Dr. David Murphy, medical director of the Exodus Recovery Center, calls Lerner a gift and Hedberg a treasure. “Dr. Lerner is the most quoted figure in Europe in the field of bringing arts to psychology. Father Hedberg is a remarkable priest and counselor for troubled souls. Together they have more degrees than teeth. It’s a gift to me that they emerged here,” he said.

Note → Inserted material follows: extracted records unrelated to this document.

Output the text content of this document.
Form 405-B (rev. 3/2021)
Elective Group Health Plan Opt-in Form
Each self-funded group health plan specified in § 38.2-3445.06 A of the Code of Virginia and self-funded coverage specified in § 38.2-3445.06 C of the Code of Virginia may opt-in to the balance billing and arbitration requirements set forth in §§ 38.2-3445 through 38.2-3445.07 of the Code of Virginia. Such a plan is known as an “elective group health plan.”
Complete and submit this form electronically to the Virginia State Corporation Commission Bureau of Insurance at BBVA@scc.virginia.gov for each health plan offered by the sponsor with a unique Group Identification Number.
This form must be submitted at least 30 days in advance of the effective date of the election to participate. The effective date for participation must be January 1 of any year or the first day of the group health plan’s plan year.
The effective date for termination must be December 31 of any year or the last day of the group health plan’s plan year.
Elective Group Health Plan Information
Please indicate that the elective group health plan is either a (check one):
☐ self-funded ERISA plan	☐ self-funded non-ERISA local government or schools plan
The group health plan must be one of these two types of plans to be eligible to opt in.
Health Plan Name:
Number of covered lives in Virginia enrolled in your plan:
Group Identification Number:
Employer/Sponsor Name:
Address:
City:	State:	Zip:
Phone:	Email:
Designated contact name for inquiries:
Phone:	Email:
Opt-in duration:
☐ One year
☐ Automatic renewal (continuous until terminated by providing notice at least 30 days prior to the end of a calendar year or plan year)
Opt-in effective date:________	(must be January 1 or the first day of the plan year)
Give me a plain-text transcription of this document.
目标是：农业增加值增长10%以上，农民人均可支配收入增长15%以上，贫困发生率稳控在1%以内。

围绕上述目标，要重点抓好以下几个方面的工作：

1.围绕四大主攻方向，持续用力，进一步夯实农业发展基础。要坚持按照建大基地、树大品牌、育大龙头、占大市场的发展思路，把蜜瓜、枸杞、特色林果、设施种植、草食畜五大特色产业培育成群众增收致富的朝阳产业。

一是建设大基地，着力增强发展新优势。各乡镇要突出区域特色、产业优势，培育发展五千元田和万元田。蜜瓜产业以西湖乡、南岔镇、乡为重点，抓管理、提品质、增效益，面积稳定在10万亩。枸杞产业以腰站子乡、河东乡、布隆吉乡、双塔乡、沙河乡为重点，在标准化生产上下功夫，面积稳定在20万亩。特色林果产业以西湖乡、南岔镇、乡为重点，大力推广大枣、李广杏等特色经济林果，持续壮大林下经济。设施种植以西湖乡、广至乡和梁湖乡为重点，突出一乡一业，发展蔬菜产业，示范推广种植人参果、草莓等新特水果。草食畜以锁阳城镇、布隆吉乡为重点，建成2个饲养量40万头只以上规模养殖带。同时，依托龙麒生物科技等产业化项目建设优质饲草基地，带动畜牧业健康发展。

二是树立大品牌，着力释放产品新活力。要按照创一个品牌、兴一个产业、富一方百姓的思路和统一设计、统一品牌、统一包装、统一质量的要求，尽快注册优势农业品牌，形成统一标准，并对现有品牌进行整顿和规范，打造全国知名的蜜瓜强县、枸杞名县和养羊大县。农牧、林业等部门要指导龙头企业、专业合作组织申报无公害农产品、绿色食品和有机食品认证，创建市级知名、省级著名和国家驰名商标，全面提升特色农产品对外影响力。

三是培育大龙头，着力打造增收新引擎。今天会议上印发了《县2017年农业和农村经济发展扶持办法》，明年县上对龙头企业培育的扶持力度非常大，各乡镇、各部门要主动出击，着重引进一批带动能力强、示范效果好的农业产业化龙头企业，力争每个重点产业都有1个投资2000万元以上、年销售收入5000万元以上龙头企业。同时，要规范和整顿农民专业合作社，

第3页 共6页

As for the two men’s different religious backgrounds, Murphy says spirituality transcends religion. “In order to recover from an addictive disease, a person has to enhance their spirituality. And that’s what this dynamite duo, this odd couple, bring to the principles of recovery--but through the arts and literature,” he said.

Referring to poet Emily Dickinson, Lerner says: “There’s one line of hers that stirred something one day. It’s “tell the truth until it slants.” One person in the group responded that you can’t tell the truth to people because it hurts. So we got into a discussion about who does it hurt. It was a productive day. I left the hospital with my horizons expanded.”

According to Hedberg, many people have hurts that are denied, entombed parts of themselves. He likens a poetry therapist to an archeologist digging to uncover the hurts so that the person can touch them again and understand them.